Cast: Ryan Gosling, George Clooney, Philip Seymour Hoffman, Paul Giamatti, Evan Rachel Wood, Marisa Tomei
Director: George Clooney
When a movie has been hyped as much as The Ides of March, it’s rather easy to get caught up in it all, and walk in with enormous expectations, determined to either love the movie or hate it. But, a lot of what one thinks of this movie depends on how little one knows of the plot. Since I tend to go in to watch most films with a tabula rasa – all I knew about this one was that it had something to do with a political campaign (no, not even who the candidate – if there was one – was) – I’ll try to reveal nothing of the plot, and certainly nothing of the twist that makes the movie what it is.
We meet Stephen Meyers (Ryan Gosling), the protégé of Paul Zara (Philip Seymour Hoffman), the senior campaign manager of a nominee for Democratic candidature to Presidency, as he’s doing a mic. test ahead of a speech Governor Mike Morris (George Clooney) is due to make. This, and the last scene, which bears an eerie resemblance to The Godfather, tells you why Ryan Gosling’s the lead in this movie, and Clooney’s part of the supporting cast.
Paul, a veteran of campaigns dating back to the time Stephen was born, believes he’s showing a greenhorn the ropes. The senior campaign manager of the other nominee for Democratic Presidential candidature, Tom Duffy (Paul Giamatti) believes Stephen can “play them along like pieces on a chessboard and make it look effortless”. Ida (Marisa Tomei), who may be the kitschiest portrayal of a political reporter on screen yet, believes Stephen can be poked and tapped. Molly (Evan Rachel Wood), the daughter of the President of the Democratic National Committee, believes she can get Stephen into bed. Stephen believes in Mike Morris.
Gosling, who seems to have cemented his foothold in the dog-eats-dog genre of films, has the daunting task of portraying naïveté, ambition, rage, shock, disappointment, determination, and cunning in the space of a few minutes. For all his near mastery of stoic expression and understated acting, this rather gruelling ask has him overdoing the working of his mouth, to the extent it appears almost like a tic. But that is not to take anything away from him; these minor, but distracting, mannerisms are noticeable for the same reason that a tiny wrinkle in a silken scarf is made prominent by the flawlessness of its setting. Gosling looks engrossed as he observes a bumbling speech, supercilious as he directs Ben Harpen (Max Minghella) to do his bidding, and horrified as he realises just how big the league he’s playing in is, how far people will go to stay in it, and how much of a rookie he himself is.
George Clooney plays the kind of ruggedly handsome, über polished, smooth-talking, seemingly outspoken man whom everyone would like to see in the Oval Office. He holds forth on gun crime, charms an intelligent student with uncomfortable questions into giving him a gushing smile, offers a solution to terror – “you want to end terror, stop wanting their oil” – and shows the upstarts who’s boss, in the seclusion of a dark room.
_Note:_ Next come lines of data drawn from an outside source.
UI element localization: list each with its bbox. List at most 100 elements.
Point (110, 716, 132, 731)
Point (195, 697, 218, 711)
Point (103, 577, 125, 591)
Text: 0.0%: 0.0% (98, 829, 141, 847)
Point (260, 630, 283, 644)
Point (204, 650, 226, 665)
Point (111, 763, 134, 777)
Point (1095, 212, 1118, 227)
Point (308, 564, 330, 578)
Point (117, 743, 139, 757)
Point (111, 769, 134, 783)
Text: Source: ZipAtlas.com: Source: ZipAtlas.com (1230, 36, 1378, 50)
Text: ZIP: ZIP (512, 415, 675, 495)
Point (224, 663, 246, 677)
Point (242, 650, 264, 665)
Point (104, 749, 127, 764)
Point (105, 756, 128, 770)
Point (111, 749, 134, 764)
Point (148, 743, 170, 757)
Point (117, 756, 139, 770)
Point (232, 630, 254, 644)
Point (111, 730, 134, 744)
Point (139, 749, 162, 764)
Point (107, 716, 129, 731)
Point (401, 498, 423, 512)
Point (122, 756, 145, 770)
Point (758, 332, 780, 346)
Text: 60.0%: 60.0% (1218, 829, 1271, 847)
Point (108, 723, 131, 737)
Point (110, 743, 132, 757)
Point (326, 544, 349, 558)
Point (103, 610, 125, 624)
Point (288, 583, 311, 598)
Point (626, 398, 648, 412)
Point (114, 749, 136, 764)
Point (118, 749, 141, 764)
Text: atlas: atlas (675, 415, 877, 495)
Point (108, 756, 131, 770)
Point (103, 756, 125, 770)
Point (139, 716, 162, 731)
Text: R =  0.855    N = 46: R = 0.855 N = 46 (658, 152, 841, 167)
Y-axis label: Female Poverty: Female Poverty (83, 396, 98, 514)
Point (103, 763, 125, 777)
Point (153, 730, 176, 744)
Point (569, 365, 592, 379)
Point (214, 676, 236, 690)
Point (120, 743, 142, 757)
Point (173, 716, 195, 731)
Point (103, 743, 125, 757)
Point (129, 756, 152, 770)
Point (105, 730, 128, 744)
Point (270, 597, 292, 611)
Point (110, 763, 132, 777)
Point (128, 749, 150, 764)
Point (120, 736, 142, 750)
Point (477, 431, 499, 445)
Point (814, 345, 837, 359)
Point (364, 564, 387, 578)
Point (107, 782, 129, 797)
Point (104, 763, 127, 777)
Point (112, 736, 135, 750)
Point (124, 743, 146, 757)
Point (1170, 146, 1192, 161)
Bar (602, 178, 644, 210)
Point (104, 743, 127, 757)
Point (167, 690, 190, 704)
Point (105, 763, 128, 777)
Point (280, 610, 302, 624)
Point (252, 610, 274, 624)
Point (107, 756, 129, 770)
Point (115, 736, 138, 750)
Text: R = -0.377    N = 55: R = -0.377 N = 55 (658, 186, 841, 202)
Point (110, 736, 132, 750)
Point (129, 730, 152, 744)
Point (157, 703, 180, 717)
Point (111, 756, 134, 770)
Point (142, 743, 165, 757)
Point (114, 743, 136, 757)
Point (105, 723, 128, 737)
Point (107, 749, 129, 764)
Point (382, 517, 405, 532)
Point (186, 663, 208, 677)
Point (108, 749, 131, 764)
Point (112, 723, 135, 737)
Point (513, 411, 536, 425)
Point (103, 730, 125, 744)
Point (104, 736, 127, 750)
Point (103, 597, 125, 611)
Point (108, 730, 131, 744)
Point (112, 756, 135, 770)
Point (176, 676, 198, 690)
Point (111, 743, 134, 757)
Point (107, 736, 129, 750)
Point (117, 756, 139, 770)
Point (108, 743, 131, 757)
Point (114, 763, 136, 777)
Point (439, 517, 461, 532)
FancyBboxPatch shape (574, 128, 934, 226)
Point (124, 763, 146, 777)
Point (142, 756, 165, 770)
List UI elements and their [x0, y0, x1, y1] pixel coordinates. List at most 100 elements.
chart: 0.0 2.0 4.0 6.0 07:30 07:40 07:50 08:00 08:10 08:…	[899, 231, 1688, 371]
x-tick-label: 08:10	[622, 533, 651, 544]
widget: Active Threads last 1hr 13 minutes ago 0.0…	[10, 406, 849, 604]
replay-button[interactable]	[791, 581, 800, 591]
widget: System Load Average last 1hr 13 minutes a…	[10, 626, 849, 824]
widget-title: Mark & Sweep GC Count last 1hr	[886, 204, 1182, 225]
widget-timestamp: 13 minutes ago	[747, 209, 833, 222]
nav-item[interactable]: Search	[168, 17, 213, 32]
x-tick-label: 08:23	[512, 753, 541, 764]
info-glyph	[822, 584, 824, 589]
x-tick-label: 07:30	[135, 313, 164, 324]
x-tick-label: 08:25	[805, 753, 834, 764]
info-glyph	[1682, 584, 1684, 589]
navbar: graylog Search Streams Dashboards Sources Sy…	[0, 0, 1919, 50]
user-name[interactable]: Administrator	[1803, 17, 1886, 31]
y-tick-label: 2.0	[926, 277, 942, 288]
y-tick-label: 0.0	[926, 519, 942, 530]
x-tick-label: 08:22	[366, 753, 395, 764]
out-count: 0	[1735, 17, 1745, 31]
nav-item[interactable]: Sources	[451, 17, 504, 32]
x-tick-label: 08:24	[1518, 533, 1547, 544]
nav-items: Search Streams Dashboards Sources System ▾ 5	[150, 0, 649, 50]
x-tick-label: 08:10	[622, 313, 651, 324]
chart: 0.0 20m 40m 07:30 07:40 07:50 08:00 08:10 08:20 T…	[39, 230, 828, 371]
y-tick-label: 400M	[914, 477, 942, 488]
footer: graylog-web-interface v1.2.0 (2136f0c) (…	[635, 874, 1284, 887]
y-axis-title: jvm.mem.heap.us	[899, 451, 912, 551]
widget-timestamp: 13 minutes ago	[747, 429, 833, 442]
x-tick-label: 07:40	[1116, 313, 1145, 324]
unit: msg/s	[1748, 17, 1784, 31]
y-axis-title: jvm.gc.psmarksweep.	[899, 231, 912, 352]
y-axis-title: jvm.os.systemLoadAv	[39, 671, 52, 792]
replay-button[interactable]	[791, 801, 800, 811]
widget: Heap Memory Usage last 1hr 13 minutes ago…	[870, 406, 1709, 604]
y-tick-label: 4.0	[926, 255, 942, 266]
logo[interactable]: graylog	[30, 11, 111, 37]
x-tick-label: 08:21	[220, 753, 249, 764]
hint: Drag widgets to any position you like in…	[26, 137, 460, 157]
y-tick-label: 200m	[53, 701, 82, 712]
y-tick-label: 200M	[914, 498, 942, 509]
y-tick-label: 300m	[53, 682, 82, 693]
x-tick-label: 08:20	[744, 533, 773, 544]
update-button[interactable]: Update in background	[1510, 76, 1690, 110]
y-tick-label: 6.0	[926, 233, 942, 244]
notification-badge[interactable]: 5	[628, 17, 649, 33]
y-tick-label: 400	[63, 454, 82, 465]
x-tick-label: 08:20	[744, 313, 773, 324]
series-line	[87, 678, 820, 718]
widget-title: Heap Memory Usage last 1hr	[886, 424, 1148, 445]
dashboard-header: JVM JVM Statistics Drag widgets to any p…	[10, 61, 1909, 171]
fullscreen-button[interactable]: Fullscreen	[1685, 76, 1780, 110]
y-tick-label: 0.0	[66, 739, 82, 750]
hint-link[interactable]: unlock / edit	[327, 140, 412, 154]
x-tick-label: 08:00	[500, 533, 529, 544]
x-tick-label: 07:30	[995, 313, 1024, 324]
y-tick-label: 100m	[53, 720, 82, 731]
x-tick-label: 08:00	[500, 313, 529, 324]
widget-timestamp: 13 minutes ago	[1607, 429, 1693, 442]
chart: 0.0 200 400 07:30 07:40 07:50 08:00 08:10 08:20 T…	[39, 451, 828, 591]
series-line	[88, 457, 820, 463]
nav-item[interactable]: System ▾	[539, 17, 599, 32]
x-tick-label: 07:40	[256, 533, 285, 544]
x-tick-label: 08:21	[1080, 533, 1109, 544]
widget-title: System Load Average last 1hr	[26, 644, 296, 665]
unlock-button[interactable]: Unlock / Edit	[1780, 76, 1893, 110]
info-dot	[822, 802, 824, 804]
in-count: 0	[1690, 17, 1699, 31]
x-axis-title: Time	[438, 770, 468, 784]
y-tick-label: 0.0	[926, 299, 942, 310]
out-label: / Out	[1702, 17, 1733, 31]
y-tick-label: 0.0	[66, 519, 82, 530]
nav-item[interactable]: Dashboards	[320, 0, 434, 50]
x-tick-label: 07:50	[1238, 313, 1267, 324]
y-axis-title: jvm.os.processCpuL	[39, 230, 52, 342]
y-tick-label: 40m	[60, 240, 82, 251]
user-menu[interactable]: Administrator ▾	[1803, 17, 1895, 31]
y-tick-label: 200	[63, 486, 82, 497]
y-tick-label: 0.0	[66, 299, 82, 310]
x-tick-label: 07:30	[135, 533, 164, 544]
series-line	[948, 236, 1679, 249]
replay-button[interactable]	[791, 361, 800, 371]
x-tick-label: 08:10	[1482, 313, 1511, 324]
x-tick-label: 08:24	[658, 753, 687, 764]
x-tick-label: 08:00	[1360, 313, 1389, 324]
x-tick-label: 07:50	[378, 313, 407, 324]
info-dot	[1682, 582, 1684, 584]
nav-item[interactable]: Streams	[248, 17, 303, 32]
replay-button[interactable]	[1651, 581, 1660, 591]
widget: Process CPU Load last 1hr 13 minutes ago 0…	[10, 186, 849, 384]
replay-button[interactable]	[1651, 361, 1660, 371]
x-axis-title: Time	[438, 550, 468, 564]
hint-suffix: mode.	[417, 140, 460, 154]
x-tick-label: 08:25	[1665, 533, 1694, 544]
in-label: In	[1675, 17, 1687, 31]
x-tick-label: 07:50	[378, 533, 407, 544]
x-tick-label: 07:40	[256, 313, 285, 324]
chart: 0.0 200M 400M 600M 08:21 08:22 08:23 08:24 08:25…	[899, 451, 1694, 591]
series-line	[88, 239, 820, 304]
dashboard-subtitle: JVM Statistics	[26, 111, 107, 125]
Clooney has proved his worth as a director rather often in the past few years. Occasionally, though, there comes a blip that makes it seem less far-fetched that this guy once strutted around a candyfloss version of Gotham City in a bodysuit, accompanied by a multi-coloured, smooth-faced sidekick. One particular scene, involving rain on the windshield, teeters dangerously towards falling into maudlin, but is rescued by some formidable acting by Gosling.
Clooney has always been able to strike that elusive balance between what to show and what not to. And this is best illustrated by another scene involving a negotiation inside a car. There are several other instances of what appear to be coincidences, or irrelevant details – an uncanny resemblance in the clothes two characters wear, a jumble of words during a test speech, an aside during a conversation about career options post politics – assuming significance in retrospect.
In a film peppered with dialogues like “If you’re President of this country, you can start a war, you can cheat, you can lie, you can bankrupt the country, but you can’t fuck the interns”, there are some that get rather prematurely clever. Every now and then, there’s a gap in the logic that troubles the viewer and makes him or her itch with a niggling counterargument – in this case, it has to do with a discussion on making service to the country mandatory at the age of 18.
A twist or two in the plot may be obvious to the audience before it hits the character it affects, and that tends to make the reactions of that character border on hamming. Clooney needs very good actors to pull off most of his scripts and storylines, and in this case, he gets them. A better research team may have told him the plot had more in common with Henry VI than Julius Caesar, though. In which case, he should probably have called this one Warwick.
The cinematic appeal of the shots, the music performed by the London Symphony Orchestra, the testosterone-driven texture of the film, and guest appearances by familiar faces from American television news leave one with a surreal sense of straddling fiction and reality. And the story makes you wonder – especially if you happen to be driving back from a night show – whether, if you were to mow someone down on an unlit side street, you would stop and do the right thing, or drive away quickly; or, if it were raining and you spotted a man on crutches, struggling to hop over potholes, you would pull over and offer him a lift.